High-production-value eye candy, of course, is a style that is almost universal. Michael Lin -- Taiwanese by birth, Shanghai-based and trained at Art Center in Pasadena -- looked good at the booth of Taipei’s Eslite, which offered an installation-like hang of six of his paintings, each a solid blue field with cartoony flowers peeking into it, against a background of bright, flowery wallpaper. The paintings were €34,500 each. Also slick was a groovy hologram of a woman’s face titled Android (2008) by Hung Tunglu, tucked away in the booth of Han Ji Yun Contemporary Space and priced at $30,000.
At London and New Dehli’s Vadhera Art Gallery, on the second day of the VIP opening, when I asked how things had gone, the woman smiled slyly at her cohorts and said that sales had been "excellent" both days, and that they had already sold "almost everything" in the booth. If this is true, then it would be one of the few examples I heard at ShContemporary of the kind of smashing opening success you hear about at the fairs in London, Miami and New York.
Admittedly, Vadhera had some catchy material. Best of all was Biju Joze’s Swastik Knife, here just $4,000 (part of an edition of 18). Displayed in a small plastic box on the wall, with instructions nearby, the piece offered a Swiss Army knife, the various tools in shapes meant to evoke symbols from Indian mythology.
Back at Arario’s stand, a similar work by another Indian contemporary star, Reena Saini Kallat, caught my eye. On offer for $65,000, the work is an oversized marble sculpture of an iron, the business end studded with a dense thicket of different swords, sickles and tools, in traditional Indian forms.
Thorsten Albertz explained that the piece was meant as a commentary on women’s plight in India. What struck me, however, was how similar its mode was to Joze’s, and, in turn, how similar that mode is to the now-familiar style of the Chinese contemporary stars, a sort of wedding of the tropes of consumer culture with clever riffs on tradition. Maybe this is the style most appropriate to such mercurial markets, so interpenetrated with international collectors.

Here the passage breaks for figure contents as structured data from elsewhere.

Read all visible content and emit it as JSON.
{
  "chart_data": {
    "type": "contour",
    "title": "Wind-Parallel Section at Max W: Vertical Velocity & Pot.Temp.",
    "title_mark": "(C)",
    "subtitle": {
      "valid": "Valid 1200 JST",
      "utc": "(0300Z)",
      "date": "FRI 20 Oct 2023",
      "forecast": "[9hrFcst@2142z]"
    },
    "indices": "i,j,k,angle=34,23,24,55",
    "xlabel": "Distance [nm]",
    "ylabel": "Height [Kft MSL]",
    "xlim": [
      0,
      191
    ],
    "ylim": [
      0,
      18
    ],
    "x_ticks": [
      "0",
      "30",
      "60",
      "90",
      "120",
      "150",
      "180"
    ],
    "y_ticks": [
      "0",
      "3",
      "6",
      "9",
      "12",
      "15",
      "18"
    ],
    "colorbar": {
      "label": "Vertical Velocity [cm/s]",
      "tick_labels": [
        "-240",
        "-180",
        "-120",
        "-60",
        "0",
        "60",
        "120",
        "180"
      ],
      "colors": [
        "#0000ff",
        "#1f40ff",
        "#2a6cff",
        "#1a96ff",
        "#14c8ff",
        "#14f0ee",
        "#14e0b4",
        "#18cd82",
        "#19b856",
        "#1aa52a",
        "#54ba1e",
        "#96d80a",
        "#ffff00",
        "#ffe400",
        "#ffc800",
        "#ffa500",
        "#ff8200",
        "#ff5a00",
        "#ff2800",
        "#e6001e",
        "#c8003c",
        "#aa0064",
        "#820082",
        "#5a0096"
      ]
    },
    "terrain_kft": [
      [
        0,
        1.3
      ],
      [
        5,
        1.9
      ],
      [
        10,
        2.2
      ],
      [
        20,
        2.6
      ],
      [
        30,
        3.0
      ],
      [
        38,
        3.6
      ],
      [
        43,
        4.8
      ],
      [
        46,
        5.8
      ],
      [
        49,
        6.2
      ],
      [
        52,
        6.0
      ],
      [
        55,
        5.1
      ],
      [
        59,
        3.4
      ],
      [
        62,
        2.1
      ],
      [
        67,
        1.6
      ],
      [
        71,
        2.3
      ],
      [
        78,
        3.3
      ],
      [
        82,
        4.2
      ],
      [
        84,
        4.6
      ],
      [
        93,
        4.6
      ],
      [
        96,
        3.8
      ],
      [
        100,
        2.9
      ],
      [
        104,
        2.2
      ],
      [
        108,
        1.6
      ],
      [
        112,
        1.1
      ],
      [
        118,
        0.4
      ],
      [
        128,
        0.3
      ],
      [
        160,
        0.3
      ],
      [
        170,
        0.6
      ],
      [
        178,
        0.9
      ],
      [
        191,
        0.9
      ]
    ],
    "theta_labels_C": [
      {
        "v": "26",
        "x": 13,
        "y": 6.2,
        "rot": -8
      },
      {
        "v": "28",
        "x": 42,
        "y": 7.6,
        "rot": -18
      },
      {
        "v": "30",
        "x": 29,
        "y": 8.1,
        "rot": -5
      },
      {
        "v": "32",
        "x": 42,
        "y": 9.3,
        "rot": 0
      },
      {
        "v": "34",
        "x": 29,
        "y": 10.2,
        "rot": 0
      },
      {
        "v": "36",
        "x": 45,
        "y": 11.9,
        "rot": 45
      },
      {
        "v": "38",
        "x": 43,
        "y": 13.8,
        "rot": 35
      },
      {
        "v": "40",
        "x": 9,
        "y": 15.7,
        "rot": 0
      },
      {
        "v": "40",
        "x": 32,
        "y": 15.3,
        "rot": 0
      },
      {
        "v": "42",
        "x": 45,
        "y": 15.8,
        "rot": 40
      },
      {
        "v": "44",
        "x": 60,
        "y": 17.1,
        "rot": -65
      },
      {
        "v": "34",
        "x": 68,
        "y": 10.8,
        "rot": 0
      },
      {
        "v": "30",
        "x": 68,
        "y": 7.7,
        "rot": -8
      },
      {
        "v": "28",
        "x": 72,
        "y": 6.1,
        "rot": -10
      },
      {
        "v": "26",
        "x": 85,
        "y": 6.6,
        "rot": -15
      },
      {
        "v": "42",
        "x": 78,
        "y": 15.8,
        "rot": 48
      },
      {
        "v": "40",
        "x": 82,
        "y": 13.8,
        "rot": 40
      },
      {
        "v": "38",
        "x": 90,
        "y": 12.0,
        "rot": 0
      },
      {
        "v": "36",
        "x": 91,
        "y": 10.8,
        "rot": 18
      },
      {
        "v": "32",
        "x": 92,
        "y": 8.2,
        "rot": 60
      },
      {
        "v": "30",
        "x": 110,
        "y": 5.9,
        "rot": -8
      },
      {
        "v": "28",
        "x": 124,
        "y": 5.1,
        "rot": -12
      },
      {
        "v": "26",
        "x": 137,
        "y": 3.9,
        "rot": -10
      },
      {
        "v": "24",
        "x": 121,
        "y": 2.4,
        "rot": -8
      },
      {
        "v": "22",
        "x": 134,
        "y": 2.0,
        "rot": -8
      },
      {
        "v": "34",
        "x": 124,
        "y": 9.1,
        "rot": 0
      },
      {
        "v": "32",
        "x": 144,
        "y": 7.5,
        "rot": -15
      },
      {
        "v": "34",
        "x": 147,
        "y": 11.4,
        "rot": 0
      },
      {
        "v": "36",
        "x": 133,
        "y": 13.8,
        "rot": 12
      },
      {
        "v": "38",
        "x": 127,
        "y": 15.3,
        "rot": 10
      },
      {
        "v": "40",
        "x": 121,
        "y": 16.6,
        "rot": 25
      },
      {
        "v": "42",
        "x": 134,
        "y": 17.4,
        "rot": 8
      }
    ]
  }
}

At the same time, perhaps the fact that Indian contemporary art represents a familiar strategy makes it the ideal gateway vehicle for the Chinese audience towards the international emerging art scene. It’s a thought. (Of course, Albertz also said that the Kallat had failed to sell at fair’s end.)
ShContemporary has certainly become China’s most glamorous art fair -- by a long shot. It looks great. The Convention Center is a terrific location for an art festival, its vast Stalinist spaces, meant to crush the individual, now giving plenty of room for the aggressive spectacles of the globalized art world to assert themselves (a fine metaphor for China in general, actually.)
As I exited the fair, the cuisine theme reasserted itself. As I passed through the outdoor lounge just beyond the swanky Sky Vodka cocktail bar, there stood an elegant, slim table, wrapped in white linen with a gold ribbon, loaded with the remains of a fast food feast -- a bucket of Kentucky Fried Chicken, and Pepsi and McDonald’s cups. Based on what you see on the street here at least, this is now as traditional a Shanghainese meal as any. The image nicely summed up the moment. Provincial no longer, Shanghai is still growing into its tony new profile as a mature art market.